After living in Central Florida and Baltimore, Maryland, nearly all of my adult life, moving to the small town of Middleton, Tennessee, in June of 2007 brought many changes, nearly all of them ranging from good to heavenly.
I began to notice the differences immediately. After we bought our house, the real estate agent, Mr. Virgil Nutt, drove us to the gas company to establish our service, which was about 25 miles away, then to the electric company and the driver's license office. The entire trip took about 2.5 hours, and he didn't financially benefit at all. He had already earned his commission.
When we were looking for new counter tops for our kitchen, my wife called a supplier in another small town that was about 45 minutes away. The woman at the store gave her directions, but we stopped for lunch, which delayed us by about half an hour. When we arrived, the store clerk came out and gave my wife a hug. "I was so worried about you," she said. "I thought you might have gotten lost!"
That was just the beginning. Now that we are settled here, everyone seems to know us. I went to our bank recently, and the teller greeted me by name. When I handed a check to her and asked for cash, I instinctively reached for my wallet for identification, but before I could get it out, she had already counted out the money and put the check away, without even looking on the back for an endorsement.
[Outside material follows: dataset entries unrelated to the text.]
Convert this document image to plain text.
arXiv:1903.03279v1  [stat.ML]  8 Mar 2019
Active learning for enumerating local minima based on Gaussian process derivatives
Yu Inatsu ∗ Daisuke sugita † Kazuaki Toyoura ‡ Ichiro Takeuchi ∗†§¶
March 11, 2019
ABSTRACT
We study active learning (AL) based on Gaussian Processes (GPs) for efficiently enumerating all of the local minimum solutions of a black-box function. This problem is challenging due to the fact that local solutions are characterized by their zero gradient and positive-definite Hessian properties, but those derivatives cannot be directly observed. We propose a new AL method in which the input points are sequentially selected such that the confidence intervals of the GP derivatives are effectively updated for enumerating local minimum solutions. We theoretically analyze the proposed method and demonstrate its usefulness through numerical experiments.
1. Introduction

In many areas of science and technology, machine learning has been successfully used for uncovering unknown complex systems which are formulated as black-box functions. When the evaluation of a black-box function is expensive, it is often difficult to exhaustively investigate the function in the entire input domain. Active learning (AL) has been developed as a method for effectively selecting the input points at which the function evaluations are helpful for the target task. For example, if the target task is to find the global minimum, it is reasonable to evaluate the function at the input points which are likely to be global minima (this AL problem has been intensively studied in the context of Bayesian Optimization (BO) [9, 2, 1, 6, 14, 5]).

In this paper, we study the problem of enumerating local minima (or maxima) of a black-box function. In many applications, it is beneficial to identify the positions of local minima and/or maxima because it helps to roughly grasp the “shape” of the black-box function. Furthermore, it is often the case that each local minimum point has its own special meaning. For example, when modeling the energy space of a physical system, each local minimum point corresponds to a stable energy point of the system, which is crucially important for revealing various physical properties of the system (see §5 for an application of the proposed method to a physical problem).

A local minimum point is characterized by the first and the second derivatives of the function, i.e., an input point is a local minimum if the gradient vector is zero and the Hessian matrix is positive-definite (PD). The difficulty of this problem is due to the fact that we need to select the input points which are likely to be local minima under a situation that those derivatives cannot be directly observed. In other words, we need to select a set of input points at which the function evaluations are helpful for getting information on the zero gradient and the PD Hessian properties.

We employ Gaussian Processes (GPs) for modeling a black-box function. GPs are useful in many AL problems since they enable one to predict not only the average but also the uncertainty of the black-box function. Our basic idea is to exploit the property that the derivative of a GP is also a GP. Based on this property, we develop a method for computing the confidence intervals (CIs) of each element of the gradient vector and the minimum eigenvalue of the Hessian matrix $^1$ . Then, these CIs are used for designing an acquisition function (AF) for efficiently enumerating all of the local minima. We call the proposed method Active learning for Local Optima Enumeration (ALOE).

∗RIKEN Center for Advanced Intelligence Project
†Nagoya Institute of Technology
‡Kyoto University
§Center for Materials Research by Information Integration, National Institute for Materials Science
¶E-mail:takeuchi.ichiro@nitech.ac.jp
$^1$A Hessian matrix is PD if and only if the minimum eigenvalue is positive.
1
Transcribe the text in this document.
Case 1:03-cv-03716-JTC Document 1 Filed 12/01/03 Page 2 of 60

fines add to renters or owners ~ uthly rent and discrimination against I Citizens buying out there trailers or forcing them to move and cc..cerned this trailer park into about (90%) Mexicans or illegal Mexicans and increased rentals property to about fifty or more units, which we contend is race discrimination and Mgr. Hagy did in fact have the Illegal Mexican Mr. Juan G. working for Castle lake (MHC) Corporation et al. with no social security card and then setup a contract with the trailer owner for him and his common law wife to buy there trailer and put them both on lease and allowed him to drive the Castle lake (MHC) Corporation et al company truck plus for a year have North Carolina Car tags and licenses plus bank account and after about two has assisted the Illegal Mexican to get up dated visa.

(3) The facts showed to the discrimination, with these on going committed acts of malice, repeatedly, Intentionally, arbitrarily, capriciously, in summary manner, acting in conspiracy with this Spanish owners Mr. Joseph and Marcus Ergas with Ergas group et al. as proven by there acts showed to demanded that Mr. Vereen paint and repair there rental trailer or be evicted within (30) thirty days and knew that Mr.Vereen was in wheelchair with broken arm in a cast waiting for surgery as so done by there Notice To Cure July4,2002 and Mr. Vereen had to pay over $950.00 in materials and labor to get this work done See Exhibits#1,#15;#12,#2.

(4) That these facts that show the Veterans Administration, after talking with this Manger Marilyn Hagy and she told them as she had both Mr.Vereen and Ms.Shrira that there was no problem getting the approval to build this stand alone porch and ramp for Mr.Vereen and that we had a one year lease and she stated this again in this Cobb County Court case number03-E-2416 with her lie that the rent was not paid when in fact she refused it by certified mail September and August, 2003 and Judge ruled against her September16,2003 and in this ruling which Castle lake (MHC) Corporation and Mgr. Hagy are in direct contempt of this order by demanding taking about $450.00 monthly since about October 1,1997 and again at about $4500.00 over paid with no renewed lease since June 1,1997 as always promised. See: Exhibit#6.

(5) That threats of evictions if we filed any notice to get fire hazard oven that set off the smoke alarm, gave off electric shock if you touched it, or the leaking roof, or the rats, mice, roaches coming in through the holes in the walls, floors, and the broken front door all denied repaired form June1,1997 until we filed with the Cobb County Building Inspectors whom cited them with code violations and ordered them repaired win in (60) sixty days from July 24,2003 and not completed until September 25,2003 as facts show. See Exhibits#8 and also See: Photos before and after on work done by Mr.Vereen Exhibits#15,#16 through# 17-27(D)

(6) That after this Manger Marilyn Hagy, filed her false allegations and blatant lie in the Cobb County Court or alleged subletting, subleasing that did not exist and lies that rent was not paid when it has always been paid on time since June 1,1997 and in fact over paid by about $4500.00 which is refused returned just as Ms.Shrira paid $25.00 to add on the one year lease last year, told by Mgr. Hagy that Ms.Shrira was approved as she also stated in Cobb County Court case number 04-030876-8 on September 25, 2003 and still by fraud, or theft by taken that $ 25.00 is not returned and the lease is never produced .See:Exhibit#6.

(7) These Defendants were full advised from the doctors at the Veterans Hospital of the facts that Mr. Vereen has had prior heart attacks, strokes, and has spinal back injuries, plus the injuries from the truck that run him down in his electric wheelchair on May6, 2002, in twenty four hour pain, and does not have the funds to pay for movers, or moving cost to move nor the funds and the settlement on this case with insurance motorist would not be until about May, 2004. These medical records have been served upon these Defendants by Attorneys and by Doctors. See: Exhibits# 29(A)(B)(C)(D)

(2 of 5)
Since I ship out quite a few books, I go to the post office frequently. The clerk is required to ask if any items in my package are "fragile, liquid, or perishable," so I told her she could shorten it and ask if the package has anything FLOP. Now when I walk in, she asks the question that way every time. Even if I haven't checked my P.O. box for an oversized package notice, she hands a package to me, and if the rural carrier is there, she asks me if I want my mail before she makes her daily run. All of this comes without anyone asking me my name. After being accustomed to impersonal service, these experiences are both delightful and a little spooky.
At the town's grocery store, Kirk's, the bakery ladies know me, because I frequently come in for a couple of donuts, usually right after my post office visit. When they see me, they sometimes have my order in a bag before I can tell them what I want. I sometimes laugh and tell them I'm going to surprise them someday and change my order, but I don't think they believe me.
Probably the greatest delight of all is the rural setting. My wife and I go on long walks on lonely country lanes, seeing deer, turkeys, songbirds, and foxes. What a great time for prayer and meditation! We drop in on our neighbors uninvited and chat for a while, and they do us the same favor. In just a few months, we have made true friends. Amanda quilts with the elderly lady up the road. The retired firefighter stops by to help with our horse fence. A neighbor calls and shares news, asks what she can pray about, or to tell us she's going to make a chocolate pie for us, just because. Coming from a land where neighbors only smile and wave on their way to a too-busy-to-bother-with-conversation day, this place really does seem like a piece of heaven.
I don't miss the bustle at all. Sure, Wal-mart is a lot farther away, but without the crazy traffic, it doesn't take any longer to get to it than it did before. Do we have a McDonald's? Nope. Wendy's? Negative. But you can go to the Southwind's Restaurant, get some fried chicken, okra, turnip greens, and black-eyed peas, and listen to the latest news from the gathering of locals. The blend of southern cooking and sweet southern chatter is a delight that can't be described adequately. You just have to sit and let it soak in. I think it won't be long until I adopt some of that southern twang. It feels smooth and easy, almost like the down-home food relaxes your voice and says, "Honey, this is the good life."